Opening day was hectic, as we finished tying up all the loose ends. Ty and DJ Bizznizzcame in from London, to play on another floor at the opening, before two other gigs they had lined up as part of the festival. Being a creature of habit, I was still painting in the crowd scene right up until doors finally opened. It was a reall ygood turnout, very mixed for Cape Town, with Shoba Ponnappa, head of the British Council in South Africa opening the ceremony for us. After some chatting and looking around in disbelief that it all actually worked out ok, I was totally shattered and retired early after Ty and Bizznizz finished their set, where we had to throw a couple of moves after the week's stress. The spicy food provided on the opening was top quality! Took some samosas back and stored them in the fridge!

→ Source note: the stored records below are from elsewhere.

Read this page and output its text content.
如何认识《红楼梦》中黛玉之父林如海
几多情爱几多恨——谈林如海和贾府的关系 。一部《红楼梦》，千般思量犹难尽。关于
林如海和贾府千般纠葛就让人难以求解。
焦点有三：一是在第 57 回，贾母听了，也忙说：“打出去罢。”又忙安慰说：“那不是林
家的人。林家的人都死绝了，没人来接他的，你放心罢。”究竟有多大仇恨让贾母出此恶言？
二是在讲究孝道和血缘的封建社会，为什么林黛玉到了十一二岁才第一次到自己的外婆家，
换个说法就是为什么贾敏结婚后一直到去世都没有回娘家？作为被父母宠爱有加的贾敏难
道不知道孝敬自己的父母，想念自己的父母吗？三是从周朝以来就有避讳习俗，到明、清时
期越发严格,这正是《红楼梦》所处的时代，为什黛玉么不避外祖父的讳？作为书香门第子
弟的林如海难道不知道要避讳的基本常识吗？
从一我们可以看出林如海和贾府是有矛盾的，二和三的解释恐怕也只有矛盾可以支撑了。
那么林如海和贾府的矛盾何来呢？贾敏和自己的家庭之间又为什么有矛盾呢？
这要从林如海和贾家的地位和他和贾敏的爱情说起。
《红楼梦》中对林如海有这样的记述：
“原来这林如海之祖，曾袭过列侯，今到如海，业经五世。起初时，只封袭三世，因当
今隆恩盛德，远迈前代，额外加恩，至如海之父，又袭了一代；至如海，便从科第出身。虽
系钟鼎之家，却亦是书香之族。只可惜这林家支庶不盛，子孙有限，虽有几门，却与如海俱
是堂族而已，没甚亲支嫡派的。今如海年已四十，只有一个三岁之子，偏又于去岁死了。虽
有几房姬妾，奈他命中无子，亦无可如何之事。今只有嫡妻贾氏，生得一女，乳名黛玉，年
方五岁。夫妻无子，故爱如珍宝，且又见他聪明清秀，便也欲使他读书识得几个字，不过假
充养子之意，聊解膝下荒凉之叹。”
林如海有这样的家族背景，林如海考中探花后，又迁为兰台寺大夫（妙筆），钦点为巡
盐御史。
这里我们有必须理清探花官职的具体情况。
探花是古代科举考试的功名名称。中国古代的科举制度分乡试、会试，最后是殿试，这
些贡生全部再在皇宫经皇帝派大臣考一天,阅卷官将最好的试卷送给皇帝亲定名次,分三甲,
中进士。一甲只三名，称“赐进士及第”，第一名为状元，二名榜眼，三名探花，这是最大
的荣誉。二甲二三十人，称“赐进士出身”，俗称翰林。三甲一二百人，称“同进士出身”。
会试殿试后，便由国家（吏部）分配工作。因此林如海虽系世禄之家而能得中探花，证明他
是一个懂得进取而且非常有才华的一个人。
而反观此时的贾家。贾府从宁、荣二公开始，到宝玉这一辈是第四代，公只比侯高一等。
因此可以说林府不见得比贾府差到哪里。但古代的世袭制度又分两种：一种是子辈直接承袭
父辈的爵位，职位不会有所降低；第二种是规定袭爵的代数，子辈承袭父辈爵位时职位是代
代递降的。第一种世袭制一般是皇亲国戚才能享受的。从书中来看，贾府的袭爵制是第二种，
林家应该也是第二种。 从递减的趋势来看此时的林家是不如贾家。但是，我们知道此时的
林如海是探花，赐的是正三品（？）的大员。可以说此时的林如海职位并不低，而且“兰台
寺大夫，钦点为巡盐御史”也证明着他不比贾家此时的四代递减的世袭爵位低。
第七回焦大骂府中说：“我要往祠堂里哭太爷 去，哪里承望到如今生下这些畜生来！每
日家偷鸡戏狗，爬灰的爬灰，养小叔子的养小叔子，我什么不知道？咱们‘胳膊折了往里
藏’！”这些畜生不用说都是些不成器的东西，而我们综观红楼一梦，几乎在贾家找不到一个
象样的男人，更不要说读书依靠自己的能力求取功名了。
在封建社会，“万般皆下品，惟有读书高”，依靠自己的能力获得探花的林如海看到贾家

From the next morning on, I was focused on a new mission, something I had set my mind on from when I first talked to Mandy from the Homecoming Centre. I had originally wanted to do just silhouettes for the opening, strting on the ground floor and going right up to the stairs leading to the gallery itself. When I started sketching though, I realized that silhouettes would have to be detached one from the other with very "posey" stances; unrealistic. So I started to actually draw people interacting, which made the whole process much longer, and so the ground floor was still bare-walled.
I wanted to leave the District Six Homecoming Centre something inspiring, uplifting, and why not empowering, and set about sketching out a procession of characters of all ages, of different backgrounds, representing a pan-historical reflection of the old District 6 population as they struggle to get over the past and through the present land-reclaim programme that has been set up for the ex-residents.
That said, it was as tough as it was ambitious, needing the approval from those at the centre on making the mural not exclude anybody or issue to do with District 6. On my side I wanted something that other people who have suffered similar hardship could also relate to.
I missed out Saturday's trip to Robben Island, and Sunday found us out in the isolated community of Hout's Bay for a park jam, loads of children running about, paint disappearing and so on, but hey, it was still great fun, even when the rain came down for a momentary dampening of more than just spirits. Bizznizz and Ty were there again, as we painted a huge mural, with Billy (Bizznizz) taking shots of a rare progression of a piece. I had'nt seen him properly in years, the both of us hailing back to that unforgettable Covent Garden summer of '84. It was nice to catch up again elsewhere than some hectic London Hip Hop gig!
Catching a beautiful sunset on the way back to Cape Town, at the end of my last full day there, I realized I hadnÕt seen a beach or been on safari, or do any of those tourist things, as there was so much more to do, though I was sad to miss out on Robben Island. Monday morning I packed my bags before going back to the venue for the final stretch, and close it was. I had a plane at 8:45pm but was finally finishing at 6:30pm, rushing to the hotel with Brett, the photographer, then quick shower before speeding off to the airport.
It was, like I said, touch and go from the start, but Cape Town was something I sha'nt ever forget. Many thanks to Jean September at British Council Cape Town for believing in the project and backing it fully, for Lisa Stephenson, our tireless Canadian contact there, who handled all the communication with the artists, as well as fixing our itinerary for and coordinating our stay. Another shout to the photographer Brett Rubin, exhibition coordinator Paul Grendon, and Mandy from District Six.